Testiamo tutte le nostre integrazioni di gestori nel miglior modo possibile. Tuttavia è buona prassi testare personalmente l’intera configurazione concreta. In particolare per individuare i problemi che si trovano tra la nostra API e la vostra applicazione.
Questa documentazione illustra diverse strategie per realizzare i test. A seconda del caso aziendale, l’una o l’altra strategia risulta la più adatta. Eventualmente è anche possibile combinare queste strategie.

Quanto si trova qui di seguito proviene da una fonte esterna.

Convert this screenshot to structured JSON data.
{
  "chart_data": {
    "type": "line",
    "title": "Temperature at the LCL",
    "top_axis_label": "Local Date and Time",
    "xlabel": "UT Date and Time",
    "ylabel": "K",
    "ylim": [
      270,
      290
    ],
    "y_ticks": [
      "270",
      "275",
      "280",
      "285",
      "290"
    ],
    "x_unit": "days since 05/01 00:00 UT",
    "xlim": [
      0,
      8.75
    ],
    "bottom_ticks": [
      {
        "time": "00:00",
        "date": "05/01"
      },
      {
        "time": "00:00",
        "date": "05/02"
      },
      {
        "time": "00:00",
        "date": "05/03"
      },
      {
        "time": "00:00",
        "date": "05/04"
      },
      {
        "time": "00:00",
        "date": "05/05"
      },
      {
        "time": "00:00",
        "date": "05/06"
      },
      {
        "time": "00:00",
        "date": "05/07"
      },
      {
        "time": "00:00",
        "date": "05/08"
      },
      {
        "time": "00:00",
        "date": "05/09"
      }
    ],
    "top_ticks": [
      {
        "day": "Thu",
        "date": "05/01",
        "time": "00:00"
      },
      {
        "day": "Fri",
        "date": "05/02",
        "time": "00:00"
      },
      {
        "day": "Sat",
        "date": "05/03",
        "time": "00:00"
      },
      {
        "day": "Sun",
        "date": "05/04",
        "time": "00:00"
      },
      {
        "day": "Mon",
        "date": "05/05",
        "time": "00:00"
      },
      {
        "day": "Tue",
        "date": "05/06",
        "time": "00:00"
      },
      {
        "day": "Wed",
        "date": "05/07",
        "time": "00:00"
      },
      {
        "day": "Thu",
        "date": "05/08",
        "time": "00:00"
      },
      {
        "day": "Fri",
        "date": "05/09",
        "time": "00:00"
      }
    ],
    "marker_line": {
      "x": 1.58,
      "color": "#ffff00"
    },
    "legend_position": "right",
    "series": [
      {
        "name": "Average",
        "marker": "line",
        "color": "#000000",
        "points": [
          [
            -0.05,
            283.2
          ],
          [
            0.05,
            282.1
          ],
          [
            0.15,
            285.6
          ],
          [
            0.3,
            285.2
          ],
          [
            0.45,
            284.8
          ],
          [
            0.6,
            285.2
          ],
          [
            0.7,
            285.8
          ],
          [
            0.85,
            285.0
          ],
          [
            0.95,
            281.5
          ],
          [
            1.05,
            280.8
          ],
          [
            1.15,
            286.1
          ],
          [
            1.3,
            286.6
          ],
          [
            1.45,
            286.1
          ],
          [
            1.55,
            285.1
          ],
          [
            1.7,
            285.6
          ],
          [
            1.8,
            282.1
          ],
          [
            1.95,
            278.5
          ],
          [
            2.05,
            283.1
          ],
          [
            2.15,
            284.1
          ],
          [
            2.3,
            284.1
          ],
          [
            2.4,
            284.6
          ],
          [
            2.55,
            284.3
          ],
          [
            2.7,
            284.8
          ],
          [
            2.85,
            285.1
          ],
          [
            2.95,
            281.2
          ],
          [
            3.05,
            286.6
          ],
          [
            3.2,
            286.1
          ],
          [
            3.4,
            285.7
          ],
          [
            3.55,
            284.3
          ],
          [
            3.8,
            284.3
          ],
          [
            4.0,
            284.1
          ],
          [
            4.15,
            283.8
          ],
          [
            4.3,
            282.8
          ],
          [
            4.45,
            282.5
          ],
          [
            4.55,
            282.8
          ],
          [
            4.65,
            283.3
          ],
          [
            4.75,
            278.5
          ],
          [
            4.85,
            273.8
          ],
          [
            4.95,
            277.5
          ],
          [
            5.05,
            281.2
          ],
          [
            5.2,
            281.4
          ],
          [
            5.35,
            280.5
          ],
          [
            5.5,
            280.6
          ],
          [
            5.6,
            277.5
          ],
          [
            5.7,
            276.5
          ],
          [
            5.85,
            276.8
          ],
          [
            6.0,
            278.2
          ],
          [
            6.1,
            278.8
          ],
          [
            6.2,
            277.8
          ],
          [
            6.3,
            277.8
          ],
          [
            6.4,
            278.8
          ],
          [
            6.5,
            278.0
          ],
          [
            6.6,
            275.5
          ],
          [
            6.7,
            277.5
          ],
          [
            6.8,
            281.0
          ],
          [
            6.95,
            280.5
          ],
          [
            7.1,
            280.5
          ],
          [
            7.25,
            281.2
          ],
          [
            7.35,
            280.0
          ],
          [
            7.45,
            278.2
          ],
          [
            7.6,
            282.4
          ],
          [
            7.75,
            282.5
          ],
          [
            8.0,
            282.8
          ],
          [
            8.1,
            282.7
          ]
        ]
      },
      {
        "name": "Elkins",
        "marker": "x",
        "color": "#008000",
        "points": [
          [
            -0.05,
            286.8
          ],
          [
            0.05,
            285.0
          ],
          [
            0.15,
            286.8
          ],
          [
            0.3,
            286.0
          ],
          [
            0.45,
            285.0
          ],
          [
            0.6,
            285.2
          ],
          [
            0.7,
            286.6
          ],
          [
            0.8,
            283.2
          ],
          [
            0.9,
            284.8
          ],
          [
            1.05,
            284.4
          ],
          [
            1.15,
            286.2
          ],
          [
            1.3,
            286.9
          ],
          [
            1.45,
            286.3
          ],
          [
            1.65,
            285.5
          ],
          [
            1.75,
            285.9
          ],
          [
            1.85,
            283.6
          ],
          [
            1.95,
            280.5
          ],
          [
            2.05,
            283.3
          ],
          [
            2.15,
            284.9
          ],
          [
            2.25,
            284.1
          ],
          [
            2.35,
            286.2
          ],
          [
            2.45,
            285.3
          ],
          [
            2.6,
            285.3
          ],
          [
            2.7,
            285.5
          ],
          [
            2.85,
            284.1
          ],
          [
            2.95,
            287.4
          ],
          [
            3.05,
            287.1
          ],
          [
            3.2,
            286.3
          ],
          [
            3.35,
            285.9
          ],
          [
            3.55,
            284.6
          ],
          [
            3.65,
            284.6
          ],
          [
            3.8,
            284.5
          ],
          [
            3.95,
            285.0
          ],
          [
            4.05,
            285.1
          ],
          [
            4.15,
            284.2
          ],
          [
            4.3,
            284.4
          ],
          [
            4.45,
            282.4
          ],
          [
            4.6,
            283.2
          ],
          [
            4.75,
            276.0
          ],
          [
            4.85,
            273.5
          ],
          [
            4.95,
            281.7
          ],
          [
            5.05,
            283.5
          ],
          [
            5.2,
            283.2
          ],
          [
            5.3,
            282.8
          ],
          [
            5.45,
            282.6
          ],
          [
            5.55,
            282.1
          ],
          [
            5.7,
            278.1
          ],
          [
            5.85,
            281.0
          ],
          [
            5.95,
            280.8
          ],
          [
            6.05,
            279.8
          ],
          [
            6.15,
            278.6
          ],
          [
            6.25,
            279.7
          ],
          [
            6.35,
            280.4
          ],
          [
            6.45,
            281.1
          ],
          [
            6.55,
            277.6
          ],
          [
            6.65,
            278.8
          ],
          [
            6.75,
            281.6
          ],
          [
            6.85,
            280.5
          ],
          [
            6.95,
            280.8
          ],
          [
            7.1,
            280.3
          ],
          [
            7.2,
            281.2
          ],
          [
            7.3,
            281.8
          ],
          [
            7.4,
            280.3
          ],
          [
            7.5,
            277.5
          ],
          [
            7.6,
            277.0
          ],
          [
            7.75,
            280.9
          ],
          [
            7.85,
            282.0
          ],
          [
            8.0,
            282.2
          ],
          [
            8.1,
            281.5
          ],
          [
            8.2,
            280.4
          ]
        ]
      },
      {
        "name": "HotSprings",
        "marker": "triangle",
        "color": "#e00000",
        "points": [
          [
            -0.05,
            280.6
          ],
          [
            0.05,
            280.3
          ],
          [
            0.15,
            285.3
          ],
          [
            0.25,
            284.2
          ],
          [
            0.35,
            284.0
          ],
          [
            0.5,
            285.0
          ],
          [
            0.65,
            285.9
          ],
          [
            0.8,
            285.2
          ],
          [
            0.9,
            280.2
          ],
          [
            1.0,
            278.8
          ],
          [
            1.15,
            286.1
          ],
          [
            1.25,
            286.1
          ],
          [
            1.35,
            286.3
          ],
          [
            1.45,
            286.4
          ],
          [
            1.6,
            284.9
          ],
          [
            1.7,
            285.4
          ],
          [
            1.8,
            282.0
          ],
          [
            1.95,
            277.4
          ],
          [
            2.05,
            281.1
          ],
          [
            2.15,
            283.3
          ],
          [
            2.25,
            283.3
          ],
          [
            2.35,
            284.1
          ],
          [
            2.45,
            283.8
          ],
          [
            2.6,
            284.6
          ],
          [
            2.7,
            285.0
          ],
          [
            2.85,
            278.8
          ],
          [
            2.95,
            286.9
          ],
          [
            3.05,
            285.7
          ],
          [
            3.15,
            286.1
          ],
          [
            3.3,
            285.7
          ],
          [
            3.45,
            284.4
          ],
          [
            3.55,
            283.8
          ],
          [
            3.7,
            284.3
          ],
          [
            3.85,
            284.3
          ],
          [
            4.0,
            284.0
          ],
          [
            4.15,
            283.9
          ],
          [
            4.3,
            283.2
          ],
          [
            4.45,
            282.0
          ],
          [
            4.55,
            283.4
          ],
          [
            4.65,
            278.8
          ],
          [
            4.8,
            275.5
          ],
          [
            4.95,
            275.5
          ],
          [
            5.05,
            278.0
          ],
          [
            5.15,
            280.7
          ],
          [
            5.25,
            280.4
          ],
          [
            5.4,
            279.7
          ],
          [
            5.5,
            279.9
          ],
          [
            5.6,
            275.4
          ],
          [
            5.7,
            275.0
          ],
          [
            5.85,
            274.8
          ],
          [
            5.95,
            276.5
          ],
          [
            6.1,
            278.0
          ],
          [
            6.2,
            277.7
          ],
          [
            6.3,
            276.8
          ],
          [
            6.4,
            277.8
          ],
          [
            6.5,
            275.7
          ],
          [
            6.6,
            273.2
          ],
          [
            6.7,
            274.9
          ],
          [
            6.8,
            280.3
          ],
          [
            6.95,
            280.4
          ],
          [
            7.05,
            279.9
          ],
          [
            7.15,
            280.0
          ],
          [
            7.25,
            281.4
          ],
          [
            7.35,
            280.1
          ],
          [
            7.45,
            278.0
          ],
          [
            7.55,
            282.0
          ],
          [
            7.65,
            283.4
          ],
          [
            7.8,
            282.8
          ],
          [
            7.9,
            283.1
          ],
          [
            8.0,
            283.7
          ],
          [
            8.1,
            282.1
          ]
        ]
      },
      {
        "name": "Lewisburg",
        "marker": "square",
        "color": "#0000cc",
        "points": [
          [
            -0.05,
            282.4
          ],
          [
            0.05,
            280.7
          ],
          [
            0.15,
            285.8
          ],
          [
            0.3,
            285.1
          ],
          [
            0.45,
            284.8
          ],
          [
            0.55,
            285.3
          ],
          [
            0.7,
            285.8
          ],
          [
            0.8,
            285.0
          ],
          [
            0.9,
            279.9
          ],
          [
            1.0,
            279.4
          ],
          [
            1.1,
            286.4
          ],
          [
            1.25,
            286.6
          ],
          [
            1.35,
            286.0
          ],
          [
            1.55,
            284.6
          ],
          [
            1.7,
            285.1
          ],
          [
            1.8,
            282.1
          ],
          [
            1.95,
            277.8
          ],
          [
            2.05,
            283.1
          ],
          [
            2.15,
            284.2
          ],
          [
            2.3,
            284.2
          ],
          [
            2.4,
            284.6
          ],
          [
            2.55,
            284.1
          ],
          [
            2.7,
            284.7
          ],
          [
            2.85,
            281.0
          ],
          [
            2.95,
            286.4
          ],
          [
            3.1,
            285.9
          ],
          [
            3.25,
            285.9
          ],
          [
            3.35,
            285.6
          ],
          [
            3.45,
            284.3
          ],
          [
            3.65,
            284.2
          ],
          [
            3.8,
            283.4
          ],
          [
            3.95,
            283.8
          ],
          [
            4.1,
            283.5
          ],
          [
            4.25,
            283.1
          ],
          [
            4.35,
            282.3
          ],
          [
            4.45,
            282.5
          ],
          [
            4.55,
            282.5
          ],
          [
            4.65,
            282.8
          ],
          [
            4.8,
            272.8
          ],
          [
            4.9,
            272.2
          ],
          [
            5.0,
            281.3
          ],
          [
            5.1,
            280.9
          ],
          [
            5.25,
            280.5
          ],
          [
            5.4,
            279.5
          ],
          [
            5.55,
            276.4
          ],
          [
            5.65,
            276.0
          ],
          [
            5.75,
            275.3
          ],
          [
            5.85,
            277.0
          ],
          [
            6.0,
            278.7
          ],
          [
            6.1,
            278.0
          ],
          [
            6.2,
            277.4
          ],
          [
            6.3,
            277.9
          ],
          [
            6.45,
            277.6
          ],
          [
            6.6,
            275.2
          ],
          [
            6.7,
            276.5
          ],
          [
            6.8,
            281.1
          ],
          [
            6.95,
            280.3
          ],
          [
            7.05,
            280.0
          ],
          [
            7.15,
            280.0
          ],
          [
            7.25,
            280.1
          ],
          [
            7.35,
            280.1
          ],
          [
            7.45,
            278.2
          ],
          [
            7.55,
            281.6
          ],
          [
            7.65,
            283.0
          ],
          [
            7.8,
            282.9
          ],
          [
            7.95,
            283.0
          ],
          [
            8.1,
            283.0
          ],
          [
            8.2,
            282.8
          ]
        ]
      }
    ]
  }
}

L’approccio più semplice consiste nel separare completamente l’ambiente di test dall’ambiente di produzione. A tale scopo permettiamo di configurare spazi diversi. Questi spazi sono completamente isolati. Il vantaggio è che i dati non vengono mai mescolati e quindi il sistema di produzione non viene inquinato con dati di test.
Ciò implica tuttavia che tutte le impostazioni e le configurazioni devono essere copiate da un ambiente all’altro.
Uno spazio può contenere più configurazioni per lo stesso gestore. I test condizionali sfruttano questa funzionalità configurando un gestore di test e un gestore live. Aggiungendo una condizione sui connettori collegati al gestore di test, questi connettori possono essere filtrati. Ad esempio, la condizione può filtrare in base all’importo o al paese. Quando deve essere eseguita una transazione di test, i dati forniti dall’altra applicazione vengono modificati in modo da corrispondere alla condizione configurata sul connettore di test.
Questo approccio consente di testare connettori e gestori all’interno dell’ambiente live senza che l’utente veda questi connettori. Questo approccio consente anche di condividere determinate configurazioni (ad esempio le risorse). Tuttavia le configurazioni di gestore e connettore devono essere gestite due volte.